Aus der Münchner Siemens-Zentrale hieß es zu den Vorwürfen bisher nur, man kenne Reiman lediglich in seiner Rolle als TK-Minister. Und man sei sich der nach Russland führenden Ermittlungen in die eigenen Geschäftsbücher nicht bewusst. Allerdings gilt dies als einer der ganz zentralen Märkte für die gesamte Siemens AG, denn dort liegt nicht nur TK-Geschäft vor: Projekte gibt es mit Firmen wie Kirishi (Siemens erstellt hier ein Raffinerietechnik-Projekt), Cargill (Strom- und Robotikausrüstung für die Lebensmittelindustrie), mit Rosneft (Auf- und Ausbau einer Rohstoffplattform), Gazprom (Gaspumpanlagen), Svyazinvest (Verkauf von mehr als einer Million Switch Ports und andere Aufträge über Beteiligungen des Konzerns in verschiedene Branchen) oder Russian Railways (Zugtechnik im Wert von knapp einer Milliarde Dollar über 30 Jahre hinweg). Und Siemens hatte die landesweiten Festnetz-Telefonleitungen auf Vordermann gebracht.
Die Ermittler interessiert jedoch erst einmal nur die TK-Branche und hier besonders, inwiefern der Mischkonzern Ipoc und seine umstrittenen Anteile an der drittgrößten russischen Mobilfunkfirma MegaFon eine Verbindung nach München aufweisen. Der Löwenanteil der russischen Geschäfte für Siemens mag schließlich bei anderen Projekten liegen – doch der Verkauf von Ausrüstung an MegaFon schlägt diese Geschäfte in Fragen des Umsatzwachstums bei weitem. Allein in den Jahren 2002 bis 2005 sollen Werte für 200 Millionen Dollar verkauft worden sein. So steht es in den Büchern.

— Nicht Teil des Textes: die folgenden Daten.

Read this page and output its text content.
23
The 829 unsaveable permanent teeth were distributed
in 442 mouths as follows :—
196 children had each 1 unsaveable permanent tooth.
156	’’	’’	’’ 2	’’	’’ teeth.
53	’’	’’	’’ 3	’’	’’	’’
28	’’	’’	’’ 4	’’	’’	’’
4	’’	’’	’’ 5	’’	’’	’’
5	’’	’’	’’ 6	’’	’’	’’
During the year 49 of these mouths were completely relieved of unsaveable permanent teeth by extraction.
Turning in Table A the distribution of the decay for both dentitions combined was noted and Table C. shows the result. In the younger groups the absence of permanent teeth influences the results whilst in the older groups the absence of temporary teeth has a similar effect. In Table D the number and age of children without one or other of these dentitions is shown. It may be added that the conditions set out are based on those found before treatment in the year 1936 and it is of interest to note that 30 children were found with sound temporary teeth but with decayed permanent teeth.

Seitens des Zeugen ist von sprunghaftem Wachstum die Rede. MegaFon soll von Reimans Geschäftspartnern erst 2001 gegründet worden sein. Die Firma erhielt kurz darauf vom Ministerium die lukrative Lizenz zugesprochen, die den globalen UMTS-Aufbau ermöglichte. Sie dürfte aber nicht die einzige Firma sein, wegen der ein Russe in München die Hand aufgehalten haben soll: Der Bericht erwähnt mittlerweile drei Personen, die unterschiedliche Schmiergeld- und Bestechungszahlungen bezeugen wollen. Als eine der Schlüsselfiguren der russischen Siemens-Skandale gilt Ex-Manager Michael Kutschenreuther neben dem Ex-TK-Chef Thomas Ganswindt. Jener sprach bei Unterzeichnung eines 150 Millionen Dollar schweren Switching-Vertrages davon, dass Siemens “der führende Ausrüster für Switching-Systeme in der gesamten Russischen Föderation” sei. Warum, das untersuchen jetzt die Münchner Behörden.